L'Union européenne va pratiquement tripler en l'espace de cinq ans le budget alloué à la surveillance de ses frontières, assurée par une nouvelle Agence européenne de gardes-côtes et des frontières, en vertu de propositions détaillées mardi à Bruxelles pour faire face à la crise des migrants.
Si sa création est entérinée par les Etats membres de l'UE, la nouvelle agence remplacera l'agence actuelle, Frontex, et disposera de prérogatives élargies, parmi lesquelles l'entretien d'une force de réaction rapidement mobilisable, composée de 1.500 hommes. Son budget annuel, fixé à 114 millions d'euros pour 2015, augmentera jusqu'à atteindre 322 millions d'euros à l'horizon 2020.
Dans ses propositions, la Commission européenne suggère d'être habilitée à déployer la force de réaction rapide sans avoir besoin du feu vert de l'Etat dont le territoire est concerné, idée qui se heurte à la résistance de certains pays et que beaucoup jugent difficile à mettre en pratique.
L'objectif de Bruxelles est de renforcer les contrôles aux frontières face à la crise migratoire sans précédent depuis la Seconde Guerre mondiale que l'Europe subit cette année.
Selon les dernières données de l'agence européenne de statistiques Eurostat, quelque 812.000 personnes ont demandé l'asile dans l'UE sur les trois premiers trimestres de l'année en cours. A ce rythme, le total de demandes d'asile atteindra le million d'ici la fin de l'année.
L'initiative vise particulièrement la Grèce, en première ligne sur la frontière sud-est de l'espace Schengen, où les pouvoirs publics peinent à gérer les arrivées massives de migrants et de réfugiés (au moins 700.000 depuis le début de l'année d'après Frontex).
L'Agence européenne serait habilitée à "intervenir immédiatement dans les situations de crise" et à déployer des gardes-frontières en piochant dans une "réserve" de 1.500 agents mobilisables en quelques jours.
Les responsables européens ont souligné cependant que les Etats pourraient s'opposer à un tel déploiement si une majorité de pays de l'UE votaient contre.
"Nous ne nous substituons pas à la responsabilité des Etats et surtout pas à leur souveraineté", a déclaré le commissaire européen aux Migrations et Affaires intérieures, Dimitris Avramopoulos, devant le parlement européen.
APPORTER DES "REPONSES COMMUNES"
"Ce que nous créons aujourd'hui, c'est plus d'Europe", a-t-il dit. "Pour gérer nos frontières extérieures, pour accroître les renvois de migrants en situation irrégulière, pour permettre à notre politique d'asile de fonctionner correctement et pour renforcer les contrôles sur nos frontières extérieures", a-t-il expliqué.
Le budget de Frontex a déjà été augmenté à trois reprises cette année, et s'élèvera à 143 millions d'euros pour 2015. Il passera à 238 millions d'euros pour 2016.
Les effectifs actuels de Frontex, qui servent à coordonner les agences nationales des frontières, sont de l'ordre de 400 personnes.
Ces effectifs - dans le cadre de l'éventuelle future agence - devraient plus que doubler pour atteindre 1.000 d'ici 2020, dont des agents sur le terrain.

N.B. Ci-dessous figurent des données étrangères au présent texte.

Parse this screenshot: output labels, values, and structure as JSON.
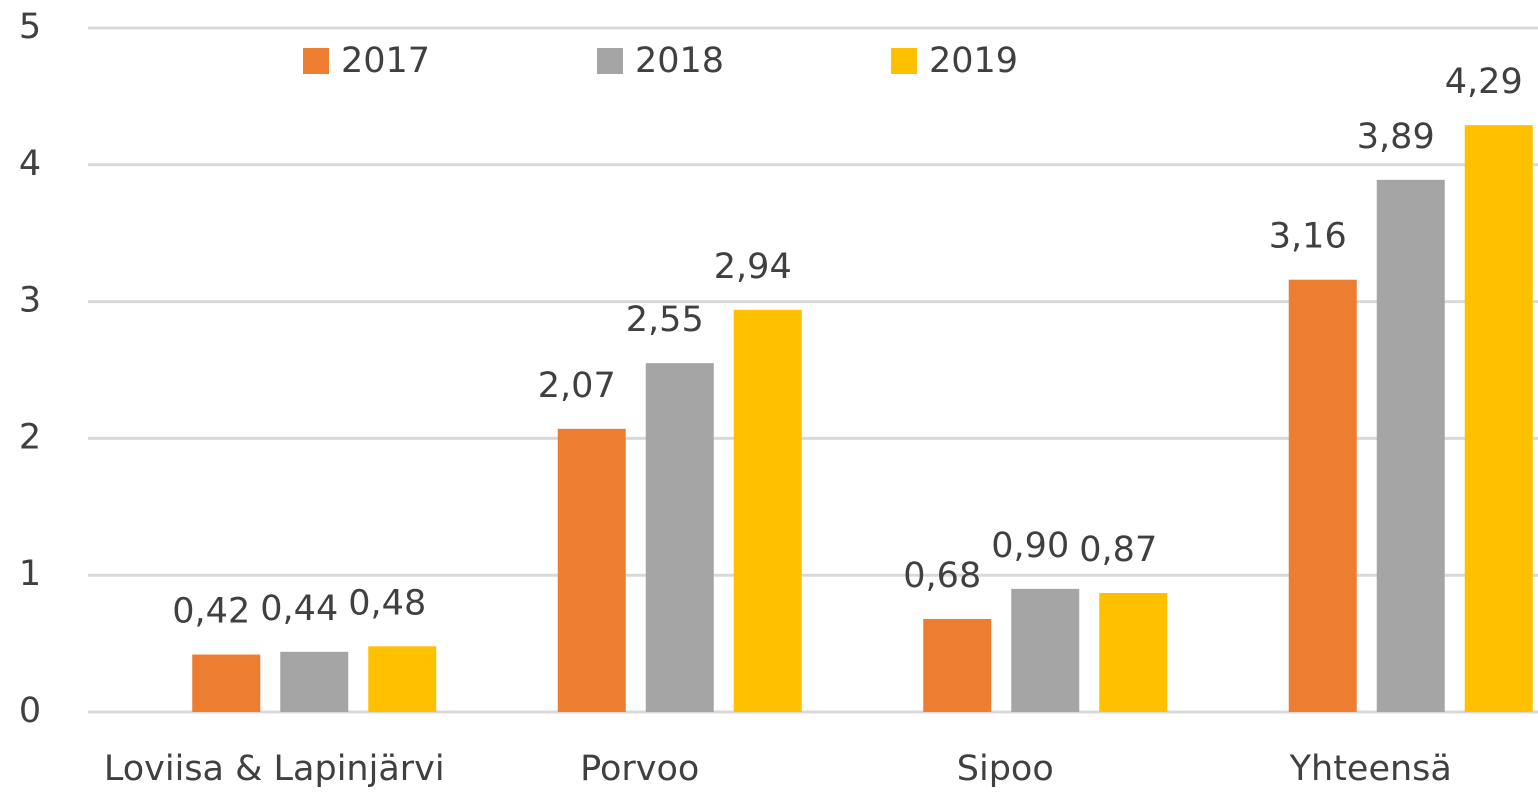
{
  "chart_data": {
    "type": "bar",
    "categories": [
      "Loviisa & Lapinjärvi",
      "Porvoo",
      "Sipoo",
      "Yhteensä"
    ],
    "series": [
      {
        "name": "2017",
        "color": "#ED7D31",
        "values": [
          0.42,
          2.07,
          0.68,
          3.16
        ],
        "value_labels": [
          "0,42",
          "2,07",
          "0,68",
          "3,16"
        ]
      },
      {
        "name": "2018",
        "color": "#A5A5A5",
        "values": [
          0.44,
          2.55,
          0.9,
          3.89
        ],
        "value_labels": [
          "0,44",
          "2,55",
          "0,90",
          "3,89"
        ]
      },
      {
        "name": "2019",
        "color": "#FFC000",
        "values": [
          0.48,
          2.94,
          0.87,
          4.29
        ],
        "value_labels": [
          "0,48",
          "2,94",
          "0,87",
          "4,29"
        ]
      }
    ],
    "ylim": [
      0,
      5
    ],
    "yticks": [
      0,
      1,
      2,
      3,
      4,
      5
    ],
    "grid": true,
    "legend": "top"
  }
}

En plus, les pays membres devraient prévoir un ensemble de 1.500 hommes mobilisables en quelques jours.
Le nouvel organisme comporterait un département chargé d'accélérer les expulsions des migrants qui ne remplissent pas les conditions pour obtenir l'asile.
Les propositions présentées mardi pourraient être discutées par les dirigeants européens lors du sommet européen de jeudi vendredi à Bruxelles.
Les propositions se heurtent d'ores et déjà aux vives réticences de certains, ce que ne nie pas le premier vice-président de la Commission européenne Frans Timmermans.
"Il y a beaucoup de discussions sur le fait qu'on imposerait notre volonté aux Etats membres", a-t-il reconnu devant la presse. "Il s'agit d'un filet de sécurité. La majeure partie des Etats membres accepteront l'aide avec joie".
Pour le député grec Notis Marias: "Les propositions prévoient d'introduire en douce des atteintes à notre souveraineté. Nous ne soutiendrons pas ça du tout!"
Au contraire, pour Esteban Gonzalez Pons, homme politique conservateur espagnol, il importe de renforcer les frontières extérieures de l'Union.
"Si les frontières extérieures ne sont pas sûres, les frontières intérieures seront rétablies", dit-il. "Si nous avons des problèmes communs, nous devons y apporter des réponses communes."